Ask most women to describe their childbearing experience and it’s highly unlikely the word dignified would be part of the description. However, a new BYU study has identified steps health-care professionals can take to create and preserve dignity in the delivery room.

By demonstrating respect for childbearing women and providing them with a sense that they are in control of the birthing process, nurses can help mothers leave the delivery room with positive feelings about their baby’s delivery, says BYU nursing professor Lynn Clark Callister, ’64.

“This is important because it improves the quality of the experience,” says Callister, explaining that dignity is maintained when women feel they are in control of their childbearing situation. “Even though this is an experience that lasts hours at most, it’s a life-changing event that influences a woman for the rest of her life.”

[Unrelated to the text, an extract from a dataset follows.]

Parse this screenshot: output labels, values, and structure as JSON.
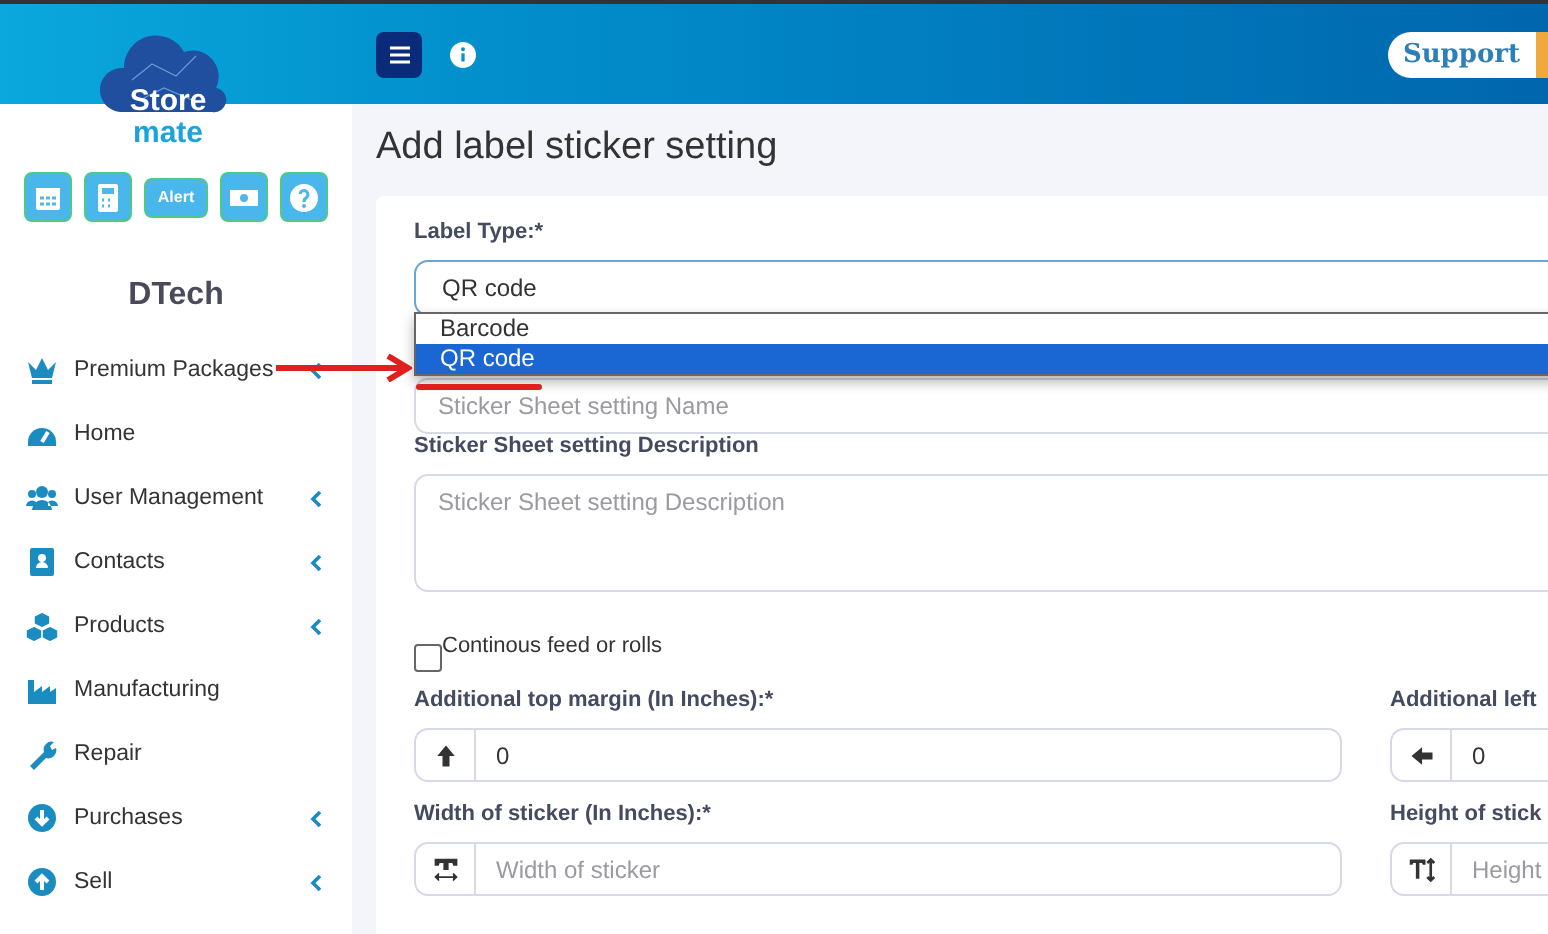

Although previous studies have shown that personal control is tied to a woman’s satisfaction with childbirth, Callister’s findings, reported in the current issue of the Journal of Obstetric, Gynecologic, and Neonatal Nursing, focus on developing a deeper understanding of how to maintain dignity while laboring and giving birth. The study was co-authored by Rachel Matthews, ’03, a BYU undergraduate student. The researchers conducted one-on-one interviews with first-time mothers who had given birth in the last three months.

Mothers explained that nurses best demonstrate respect for the birth experience by sharing joy, communicating clearly, paying attention to mothers’ requests, and showing appreciation for childbearing women’s strength and courage.

“Giving birth is a birthday party,” says Callister. “Having a sense that her caregivers are celebratory, that they have a desire to individualize her care, and listen to what she is saying is so important to giving birth.”

Study participants spoke repeatedly of the importance of the nurse’s role in supporting them, explaining that the nurse’s presence and encouragement helped them feel more dignified.

“Research on dignity in childbirth is essential reading for all nurses who work with pregnant women,” says Margaret Comerford Freda, a professor in the Department of Obstetrics and Gynecology and Women’s Health at the Albert Einstein College of Medicine at Yeshiva University. “Dr. Callister’s research provides evidence for nurses to use in their daily practice and helps nurses to better understand how to care for women and infants.”